毎年夏休みに入ると、甲子園の予選に全校生徒が応援に行くのが恒例行事だった。学校に集合してバスで球場に向かうことになっていたので、普段と同じ電車に乗って学校に向かっていた。

田舎なので線路は田んぼの中を突っ切っている。順調に走っていたが、突然「ドン」という音がして、電車が急ブレーキをかけ停車した。車掌があわただしく電車から降り、外の様子を見に行った。事故など滅多に起こらない路線なので、車内は騒然とした雰囲気になった。

俺は友達とボックス席に座って、何が起こったのかと友達と騒いでいた。すると窓際に座っている友達の様子がおかしいことに気がついた。真っ青な顔をして俯いている。
「どうした?」
「目が合った」
「は?」
「目、閉じてた」
詳しく聞くと、胴体からちぎれた人の頭が窓のすぐそばに飛んできたという。先程の音は、人を撥ねた音だったらしい。

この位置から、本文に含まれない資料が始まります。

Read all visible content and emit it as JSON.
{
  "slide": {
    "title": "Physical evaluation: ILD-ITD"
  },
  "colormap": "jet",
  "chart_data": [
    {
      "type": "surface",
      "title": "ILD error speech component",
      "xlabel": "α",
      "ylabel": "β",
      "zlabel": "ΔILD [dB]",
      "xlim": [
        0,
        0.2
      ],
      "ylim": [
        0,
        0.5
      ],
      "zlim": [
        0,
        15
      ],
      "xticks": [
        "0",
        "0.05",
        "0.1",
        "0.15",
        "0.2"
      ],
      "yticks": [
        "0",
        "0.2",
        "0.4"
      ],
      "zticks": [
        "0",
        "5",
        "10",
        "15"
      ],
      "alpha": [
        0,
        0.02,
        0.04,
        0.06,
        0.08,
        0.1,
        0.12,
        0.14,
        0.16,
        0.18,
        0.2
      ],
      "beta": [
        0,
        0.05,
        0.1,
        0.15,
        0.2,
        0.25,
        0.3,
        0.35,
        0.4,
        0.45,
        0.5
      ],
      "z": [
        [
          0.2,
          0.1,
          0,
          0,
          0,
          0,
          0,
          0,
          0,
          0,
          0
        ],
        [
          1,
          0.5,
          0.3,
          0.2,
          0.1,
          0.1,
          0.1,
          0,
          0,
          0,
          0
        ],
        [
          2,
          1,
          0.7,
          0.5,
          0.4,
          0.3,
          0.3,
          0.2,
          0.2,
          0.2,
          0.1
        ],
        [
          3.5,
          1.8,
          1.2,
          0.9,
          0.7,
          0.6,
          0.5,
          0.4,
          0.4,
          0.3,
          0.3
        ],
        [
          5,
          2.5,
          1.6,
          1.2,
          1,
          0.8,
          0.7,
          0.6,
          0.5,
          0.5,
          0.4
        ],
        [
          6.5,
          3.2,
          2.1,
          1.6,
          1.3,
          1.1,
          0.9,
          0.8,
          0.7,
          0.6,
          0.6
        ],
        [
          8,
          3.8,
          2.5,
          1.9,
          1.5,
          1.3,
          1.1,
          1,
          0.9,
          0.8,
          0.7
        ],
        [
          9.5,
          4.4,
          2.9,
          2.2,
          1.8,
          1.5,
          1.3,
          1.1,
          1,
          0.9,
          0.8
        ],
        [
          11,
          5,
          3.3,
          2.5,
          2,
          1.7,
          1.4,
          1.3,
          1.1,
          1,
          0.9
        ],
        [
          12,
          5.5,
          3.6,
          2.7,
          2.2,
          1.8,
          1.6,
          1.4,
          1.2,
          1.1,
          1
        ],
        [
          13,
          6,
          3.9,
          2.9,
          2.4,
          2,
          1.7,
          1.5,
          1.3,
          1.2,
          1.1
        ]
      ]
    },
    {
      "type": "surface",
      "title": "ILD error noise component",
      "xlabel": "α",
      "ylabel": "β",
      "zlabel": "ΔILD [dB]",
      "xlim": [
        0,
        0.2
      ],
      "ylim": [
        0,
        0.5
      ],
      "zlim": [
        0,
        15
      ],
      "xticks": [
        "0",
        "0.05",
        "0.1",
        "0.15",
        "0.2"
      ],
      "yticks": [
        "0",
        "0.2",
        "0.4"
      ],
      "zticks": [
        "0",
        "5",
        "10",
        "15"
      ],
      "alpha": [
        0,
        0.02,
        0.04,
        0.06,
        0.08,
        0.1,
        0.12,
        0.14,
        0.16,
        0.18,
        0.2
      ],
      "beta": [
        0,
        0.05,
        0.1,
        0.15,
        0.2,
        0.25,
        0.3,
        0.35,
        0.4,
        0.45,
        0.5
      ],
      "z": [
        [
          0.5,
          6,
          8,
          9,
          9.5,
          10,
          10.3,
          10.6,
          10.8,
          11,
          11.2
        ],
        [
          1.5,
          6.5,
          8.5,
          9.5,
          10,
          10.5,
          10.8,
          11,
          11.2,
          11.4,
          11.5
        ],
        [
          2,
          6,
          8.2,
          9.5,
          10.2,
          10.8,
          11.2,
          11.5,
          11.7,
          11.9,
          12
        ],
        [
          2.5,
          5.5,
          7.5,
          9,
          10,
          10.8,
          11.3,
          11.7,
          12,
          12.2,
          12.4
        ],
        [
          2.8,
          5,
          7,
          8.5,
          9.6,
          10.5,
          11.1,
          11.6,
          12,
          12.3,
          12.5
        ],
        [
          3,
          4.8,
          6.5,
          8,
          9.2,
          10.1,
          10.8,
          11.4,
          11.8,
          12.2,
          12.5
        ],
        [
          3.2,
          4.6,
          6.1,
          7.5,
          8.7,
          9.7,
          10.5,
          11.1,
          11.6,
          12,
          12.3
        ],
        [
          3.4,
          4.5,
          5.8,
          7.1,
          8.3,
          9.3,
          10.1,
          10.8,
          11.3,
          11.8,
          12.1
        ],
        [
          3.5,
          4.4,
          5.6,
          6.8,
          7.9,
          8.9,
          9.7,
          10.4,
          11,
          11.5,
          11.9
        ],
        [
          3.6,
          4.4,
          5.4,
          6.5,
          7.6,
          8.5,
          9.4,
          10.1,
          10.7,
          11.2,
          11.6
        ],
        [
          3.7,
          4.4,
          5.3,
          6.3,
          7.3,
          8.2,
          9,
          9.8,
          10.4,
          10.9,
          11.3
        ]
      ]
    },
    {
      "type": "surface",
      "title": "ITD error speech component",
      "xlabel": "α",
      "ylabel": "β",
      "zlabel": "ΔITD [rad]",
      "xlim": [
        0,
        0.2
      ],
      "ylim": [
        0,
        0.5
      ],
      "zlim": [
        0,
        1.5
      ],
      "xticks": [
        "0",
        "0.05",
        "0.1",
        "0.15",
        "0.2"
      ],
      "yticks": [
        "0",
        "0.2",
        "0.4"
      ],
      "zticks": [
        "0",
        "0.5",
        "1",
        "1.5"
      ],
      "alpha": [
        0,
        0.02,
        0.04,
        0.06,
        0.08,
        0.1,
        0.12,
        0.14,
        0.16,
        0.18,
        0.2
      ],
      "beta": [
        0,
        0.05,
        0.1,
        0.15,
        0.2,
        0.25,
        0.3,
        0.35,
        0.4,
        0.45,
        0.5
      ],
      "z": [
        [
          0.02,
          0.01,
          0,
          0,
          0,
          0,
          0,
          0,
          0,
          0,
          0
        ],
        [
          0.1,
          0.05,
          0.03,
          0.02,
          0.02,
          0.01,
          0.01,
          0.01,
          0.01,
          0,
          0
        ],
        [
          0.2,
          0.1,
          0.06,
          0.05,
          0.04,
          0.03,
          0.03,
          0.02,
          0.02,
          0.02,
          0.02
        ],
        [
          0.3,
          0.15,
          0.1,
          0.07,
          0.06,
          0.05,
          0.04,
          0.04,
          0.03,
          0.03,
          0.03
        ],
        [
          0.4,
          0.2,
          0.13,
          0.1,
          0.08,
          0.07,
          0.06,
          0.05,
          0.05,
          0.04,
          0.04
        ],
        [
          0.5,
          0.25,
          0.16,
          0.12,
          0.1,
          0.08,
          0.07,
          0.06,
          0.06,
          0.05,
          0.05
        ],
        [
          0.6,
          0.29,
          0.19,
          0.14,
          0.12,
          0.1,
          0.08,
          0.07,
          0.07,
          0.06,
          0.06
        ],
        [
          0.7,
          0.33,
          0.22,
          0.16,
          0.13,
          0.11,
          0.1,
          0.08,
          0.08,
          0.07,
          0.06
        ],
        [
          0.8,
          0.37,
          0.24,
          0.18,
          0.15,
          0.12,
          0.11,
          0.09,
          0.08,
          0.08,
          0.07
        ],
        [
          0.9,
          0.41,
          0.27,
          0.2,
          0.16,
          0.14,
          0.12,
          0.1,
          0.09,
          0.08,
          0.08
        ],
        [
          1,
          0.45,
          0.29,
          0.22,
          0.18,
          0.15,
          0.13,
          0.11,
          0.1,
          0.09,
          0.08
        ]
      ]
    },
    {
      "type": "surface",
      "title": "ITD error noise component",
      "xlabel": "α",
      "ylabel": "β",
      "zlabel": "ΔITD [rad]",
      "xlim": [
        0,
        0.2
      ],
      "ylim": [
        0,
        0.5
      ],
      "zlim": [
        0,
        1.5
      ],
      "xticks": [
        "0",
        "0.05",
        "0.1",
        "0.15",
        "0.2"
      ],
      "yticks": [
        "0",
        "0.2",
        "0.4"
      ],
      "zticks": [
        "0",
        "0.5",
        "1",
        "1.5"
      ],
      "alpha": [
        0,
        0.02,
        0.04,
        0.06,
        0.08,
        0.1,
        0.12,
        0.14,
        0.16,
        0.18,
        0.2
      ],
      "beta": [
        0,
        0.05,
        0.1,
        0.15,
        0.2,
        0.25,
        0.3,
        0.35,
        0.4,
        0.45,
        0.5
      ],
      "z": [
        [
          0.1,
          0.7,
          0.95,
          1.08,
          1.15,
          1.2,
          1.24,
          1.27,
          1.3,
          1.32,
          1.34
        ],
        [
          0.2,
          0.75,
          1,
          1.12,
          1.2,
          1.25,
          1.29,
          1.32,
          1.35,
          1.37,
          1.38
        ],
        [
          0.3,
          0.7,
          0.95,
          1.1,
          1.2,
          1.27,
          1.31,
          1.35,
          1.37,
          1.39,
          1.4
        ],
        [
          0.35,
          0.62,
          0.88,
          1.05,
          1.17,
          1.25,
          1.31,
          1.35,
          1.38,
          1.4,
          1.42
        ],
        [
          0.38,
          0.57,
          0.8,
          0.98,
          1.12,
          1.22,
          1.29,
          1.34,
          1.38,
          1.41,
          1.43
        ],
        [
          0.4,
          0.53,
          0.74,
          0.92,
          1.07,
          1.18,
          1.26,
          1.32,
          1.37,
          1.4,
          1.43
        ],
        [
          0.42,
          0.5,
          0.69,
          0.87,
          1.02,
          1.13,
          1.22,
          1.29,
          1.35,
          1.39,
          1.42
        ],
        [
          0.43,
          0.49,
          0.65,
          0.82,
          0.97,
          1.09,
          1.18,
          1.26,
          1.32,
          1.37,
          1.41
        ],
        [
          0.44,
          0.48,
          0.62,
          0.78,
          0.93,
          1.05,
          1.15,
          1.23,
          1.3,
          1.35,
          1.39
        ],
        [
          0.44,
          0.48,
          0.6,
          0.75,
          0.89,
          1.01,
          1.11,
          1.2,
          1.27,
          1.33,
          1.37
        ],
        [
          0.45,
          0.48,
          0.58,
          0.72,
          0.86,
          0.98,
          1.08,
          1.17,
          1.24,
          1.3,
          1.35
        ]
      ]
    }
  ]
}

事故があった場所は、近所に住む人しか通らないような狭い道路で、遮断機も無い小さな踏切だった。その踏切には嫌な噂があった。数年前に男がその踏切で電車に轢かれ死に、その男の霊が踏切に留まっているらしい、という噂だ。その噂を証明するように、俺が遭遇した事故の後も、地元の高校生が電車に轢かれて死んだり、同じ踏切で死亡事故が何件が続いた。

そのいずれの事故にも共通する点があった。事故の被害者は必ず友人と一緒にいて、踏切の上で突然立ち止まってしまう。友人が「電車が来るから危ないよ」と声をかけても踏切から動こうとせず、そのまま轢かれてしまうというのだ。まだその踏切には遮断機は設置されていない。